Dans le cadre de cette conférence, il n'est bien évidemment pas possible de plonger plus profondément dans ces questions théologiques ouvertes. Un effort plus grand encore dans la réflexion théologique est nécessaire ; c’est ce qu’affirme également le projet publié en 2011, « Jésus-Christ et le peuple juif aujourd'hui », une initiative de la Commission du Saint-Siège pour les relations religieuses avec les juifs, lancée de manière informelle par un groupe international de théologiens chrétiens, à laquelle des experts et des amis juifs ont été invités individuellement à participer en tant qu'observateurs critiques [7]. Peu importent les résultats de  cette tentative d'examiner de nouveau la question spécifique de savoir comment concilier la confession chrétienne de la signification sotériologique universelle de Jésus-Christ avec la conviction de foi également chrétienne que Dieu maintient fermement son alliance avec Israël avec une fidélité historico-sotériologique ; le cardinal Walter Kasper indique avec réalisme dans sa préface que même cette discussion n'est pas du tout encore  parvenue à une conclusion : « Nous ne sommes qu’au seuil d'un nouveau commencement. Beaucoup de questions exégétiques, historiques et systématiques sont encore ouvertes et il y aura sans doute toujours de telles questions ».

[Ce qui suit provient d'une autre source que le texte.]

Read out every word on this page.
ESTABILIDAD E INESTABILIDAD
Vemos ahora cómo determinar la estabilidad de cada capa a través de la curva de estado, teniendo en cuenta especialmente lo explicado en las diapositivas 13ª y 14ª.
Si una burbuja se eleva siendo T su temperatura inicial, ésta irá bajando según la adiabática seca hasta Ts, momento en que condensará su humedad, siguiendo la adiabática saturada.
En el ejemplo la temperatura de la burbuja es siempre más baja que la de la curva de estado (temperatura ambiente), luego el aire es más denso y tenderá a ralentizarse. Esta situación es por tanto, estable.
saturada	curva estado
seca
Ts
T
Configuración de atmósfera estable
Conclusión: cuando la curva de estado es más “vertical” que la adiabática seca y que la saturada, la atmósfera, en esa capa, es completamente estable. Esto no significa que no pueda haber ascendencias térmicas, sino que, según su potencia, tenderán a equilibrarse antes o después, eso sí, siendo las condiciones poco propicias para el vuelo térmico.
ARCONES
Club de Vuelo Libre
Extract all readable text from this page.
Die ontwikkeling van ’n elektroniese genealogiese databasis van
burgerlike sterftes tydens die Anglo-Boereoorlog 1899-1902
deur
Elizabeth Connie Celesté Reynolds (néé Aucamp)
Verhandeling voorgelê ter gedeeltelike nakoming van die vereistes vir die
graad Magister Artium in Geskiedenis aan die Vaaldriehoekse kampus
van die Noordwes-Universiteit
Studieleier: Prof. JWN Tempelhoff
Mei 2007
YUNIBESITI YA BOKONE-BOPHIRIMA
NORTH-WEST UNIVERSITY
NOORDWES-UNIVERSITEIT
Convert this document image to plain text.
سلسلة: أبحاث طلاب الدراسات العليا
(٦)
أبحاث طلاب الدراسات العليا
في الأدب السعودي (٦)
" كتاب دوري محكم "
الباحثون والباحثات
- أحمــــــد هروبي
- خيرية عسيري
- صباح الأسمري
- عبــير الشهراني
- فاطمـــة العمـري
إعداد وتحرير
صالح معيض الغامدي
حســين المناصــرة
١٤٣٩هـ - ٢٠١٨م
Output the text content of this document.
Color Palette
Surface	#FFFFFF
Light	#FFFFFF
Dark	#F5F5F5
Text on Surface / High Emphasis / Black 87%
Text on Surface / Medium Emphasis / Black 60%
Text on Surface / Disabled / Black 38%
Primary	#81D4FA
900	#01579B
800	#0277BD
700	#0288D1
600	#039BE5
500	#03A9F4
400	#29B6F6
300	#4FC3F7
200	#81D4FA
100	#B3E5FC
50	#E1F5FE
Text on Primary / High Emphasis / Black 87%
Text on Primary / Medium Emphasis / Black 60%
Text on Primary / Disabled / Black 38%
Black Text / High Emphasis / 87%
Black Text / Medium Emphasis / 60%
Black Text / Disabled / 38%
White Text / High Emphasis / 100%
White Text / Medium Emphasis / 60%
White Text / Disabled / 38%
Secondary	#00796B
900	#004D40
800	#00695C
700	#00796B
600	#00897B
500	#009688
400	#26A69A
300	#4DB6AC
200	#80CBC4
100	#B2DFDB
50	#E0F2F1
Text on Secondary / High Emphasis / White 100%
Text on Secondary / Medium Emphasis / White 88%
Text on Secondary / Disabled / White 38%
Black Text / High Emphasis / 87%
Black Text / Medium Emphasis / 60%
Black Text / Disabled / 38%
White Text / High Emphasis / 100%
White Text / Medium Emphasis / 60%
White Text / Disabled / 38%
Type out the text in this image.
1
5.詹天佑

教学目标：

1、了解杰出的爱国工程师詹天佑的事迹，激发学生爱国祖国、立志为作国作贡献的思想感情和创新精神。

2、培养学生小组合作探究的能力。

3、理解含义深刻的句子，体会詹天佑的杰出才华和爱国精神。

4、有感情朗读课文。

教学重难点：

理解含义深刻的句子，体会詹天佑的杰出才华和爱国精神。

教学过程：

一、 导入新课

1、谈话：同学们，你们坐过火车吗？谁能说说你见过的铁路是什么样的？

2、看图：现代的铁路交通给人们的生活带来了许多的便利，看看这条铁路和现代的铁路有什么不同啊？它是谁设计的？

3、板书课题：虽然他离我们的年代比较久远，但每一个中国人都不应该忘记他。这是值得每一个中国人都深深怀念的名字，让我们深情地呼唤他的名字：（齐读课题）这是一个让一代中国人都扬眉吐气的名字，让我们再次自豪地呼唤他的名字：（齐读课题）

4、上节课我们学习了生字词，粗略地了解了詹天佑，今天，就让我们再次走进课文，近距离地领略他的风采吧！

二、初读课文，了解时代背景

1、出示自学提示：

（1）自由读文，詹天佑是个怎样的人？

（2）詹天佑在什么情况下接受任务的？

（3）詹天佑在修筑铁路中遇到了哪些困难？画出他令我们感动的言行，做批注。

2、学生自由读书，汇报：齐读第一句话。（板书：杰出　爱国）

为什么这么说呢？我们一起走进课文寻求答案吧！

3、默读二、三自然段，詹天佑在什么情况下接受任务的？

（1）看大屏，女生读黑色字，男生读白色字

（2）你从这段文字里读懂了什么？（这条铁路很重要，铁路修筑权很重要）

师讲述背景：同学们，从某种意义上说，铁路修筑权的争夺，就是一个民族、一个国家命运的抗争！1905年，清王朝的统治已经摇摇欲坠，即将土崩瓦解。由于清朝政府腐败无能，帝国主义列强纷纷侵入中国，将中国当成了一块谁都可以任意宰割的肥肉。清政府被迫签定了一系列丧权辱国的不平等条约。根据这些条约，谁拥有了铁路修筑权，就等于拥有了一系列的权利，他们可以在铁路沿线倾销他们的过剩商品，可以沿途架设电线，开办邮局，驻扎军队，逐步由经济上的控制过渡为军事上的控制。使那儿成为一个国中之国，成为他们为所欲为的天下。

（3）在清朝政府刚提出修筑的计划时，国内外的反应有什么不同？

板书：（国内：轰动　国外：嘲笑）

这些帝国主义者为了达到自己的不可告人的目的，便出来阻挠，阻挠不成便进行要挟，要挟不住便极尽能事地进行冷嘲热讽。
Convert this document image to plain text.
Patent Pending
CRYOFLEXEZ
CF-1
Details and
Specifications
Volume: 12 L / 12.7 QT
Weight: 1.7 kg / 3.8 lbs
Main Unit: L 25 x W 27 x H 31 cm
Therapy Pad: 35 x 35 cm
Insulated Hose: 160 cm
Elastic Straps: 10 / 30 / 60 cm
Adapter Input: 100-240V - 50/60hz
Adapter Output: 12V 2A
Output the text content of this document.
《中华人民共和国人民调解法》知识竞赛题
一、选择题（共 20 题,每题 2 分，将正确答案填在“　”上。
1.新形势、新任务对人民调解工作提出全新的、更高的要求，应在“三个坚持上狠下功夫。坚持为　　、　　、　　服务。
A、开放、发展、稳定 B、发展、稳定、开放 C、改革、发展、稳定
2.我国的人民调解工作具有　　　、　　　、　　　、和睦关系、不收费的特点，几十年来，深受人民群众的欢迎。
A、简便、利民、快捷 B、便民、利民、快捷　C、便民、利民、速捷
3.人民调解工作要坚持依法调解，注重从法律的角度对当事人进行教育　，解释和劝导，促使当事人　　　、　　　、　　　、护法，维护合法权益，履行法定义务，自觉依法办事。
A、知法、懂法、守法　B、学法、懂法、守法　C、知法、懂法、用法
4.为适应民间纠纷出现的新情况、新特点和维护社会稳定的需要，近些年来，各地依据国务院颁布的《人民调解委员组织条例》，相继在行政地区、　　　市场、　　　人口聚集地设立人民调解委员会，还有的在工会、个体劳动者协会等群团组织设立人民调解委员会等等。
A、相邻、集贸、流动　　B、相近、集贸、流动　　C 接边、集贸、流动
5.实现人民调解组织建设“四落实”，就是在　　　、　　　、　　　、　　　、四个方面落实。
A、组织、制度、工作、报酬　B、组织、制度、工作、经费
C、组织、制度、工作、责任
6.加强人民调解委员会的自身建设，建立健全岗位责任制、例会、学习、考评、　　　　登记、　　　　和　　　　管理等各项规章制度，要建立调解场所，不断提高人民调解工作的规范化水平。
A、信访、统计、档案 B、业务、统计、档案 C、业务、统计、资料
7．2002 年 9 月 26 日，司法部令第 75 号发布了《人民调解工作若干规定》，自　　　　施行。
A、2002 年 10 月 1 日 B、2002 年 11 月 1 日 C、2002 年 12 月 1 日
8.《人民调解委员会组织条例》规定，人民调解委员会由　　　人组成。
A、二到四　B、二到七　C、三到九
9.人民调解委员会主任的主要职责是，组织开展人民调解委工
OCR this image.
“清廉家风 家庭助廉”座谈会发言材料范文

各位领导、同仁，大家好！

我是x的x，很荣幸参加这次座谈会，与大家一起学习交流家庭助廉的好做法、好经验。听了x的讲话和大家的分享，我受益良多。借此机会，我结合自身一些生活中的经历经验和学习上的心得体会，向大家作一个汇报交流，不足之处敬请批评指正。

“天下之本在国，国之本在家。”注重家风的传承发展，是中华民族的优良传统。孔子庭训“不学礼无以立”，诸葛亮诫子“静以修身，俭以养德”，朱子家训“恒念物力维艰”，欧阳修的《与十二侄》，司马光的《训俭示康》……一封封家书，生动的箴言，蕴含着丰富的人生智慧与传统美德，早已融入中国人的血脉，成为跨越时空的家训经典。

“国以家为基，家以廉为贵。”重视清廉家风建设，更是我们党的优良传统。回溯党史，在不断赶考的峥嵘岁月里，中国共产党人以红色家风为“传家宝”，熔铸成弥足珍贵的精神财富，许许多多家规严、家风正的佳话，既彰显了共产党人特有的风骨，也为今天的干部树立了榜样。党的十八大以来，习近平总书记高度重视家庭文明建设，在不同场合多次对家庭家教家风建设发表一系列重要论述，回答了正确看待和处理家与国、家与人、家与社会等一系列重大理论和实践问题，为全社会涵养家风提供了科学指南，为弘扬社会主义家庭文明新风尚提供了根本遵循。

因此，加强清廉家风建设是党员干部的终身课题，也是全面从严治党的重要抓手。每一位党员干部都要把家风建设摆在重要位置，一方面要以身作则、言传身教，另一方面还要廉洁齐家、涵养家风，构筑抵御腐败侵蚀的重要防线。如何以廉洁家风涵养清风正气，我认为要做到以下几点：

Le dialogue judéo-catholique ne sera donc jamais inactif, en particulier au niveau universitaire, d’autant plus que cette nouvelle voie historique concernant la relation entre juifs et chrétiens, tracée par le Concile Vatican II, est naturellement sans cesse mise à l'épreuve. D'une part, le fléau de l'antisémitisme semble être indéracinable dans le monde d'aujourd'hui et, même dans la théologie chrétienne, marcionisme et antijudaïsme séculaires reviennent sans cesse avec force, et cela non seulement du côté des traditionalistes, mais aussi parmi les tendances libérales de la théologie actuelle. Compte tenu de ces évolutions, l'Église catholique est contrainte de dénoncer l'antijudaïsme et le marcionisme comme une trahison de sa propre foi chrétienne, et de rappeler que la fraternité spirituelle entre les juifs et les chrétiens a son solide et éternel fondement dans l'Ecriture Sainte. D'autre part, il faut continuer d’accorder l’attention requise par le Concile Vatican II pour favoriser la compréhension mutuelle et le respect entre juifs et chrétiens. C'est la condition sine qua non pour garantir que l’éloignement dangereux entre chrétiens et juifs ne se reproduira pas mais pour qu'ils demeurent, au contraire, conscients de leur parenté spirituelle. Nous serons donc reconnaissants pour toutes les contributions apportées ici en vue d’élargir le dialogue avec le judaïsme sur le fondement de "Nostra Aetate" et d’arriver à une meilleure compréhension entre les juifs et les chrétiens afin que juifs et chrétiens, comme l'unique peuple de Dieu, témoignent de la paix et de la réconciliation dans le monde non réconcilié d'aujourd'hui et qu’ils puissent être ainsi une bénédiction non seulement les uns pour les autres, mais aussi ensemble pour l'humanité.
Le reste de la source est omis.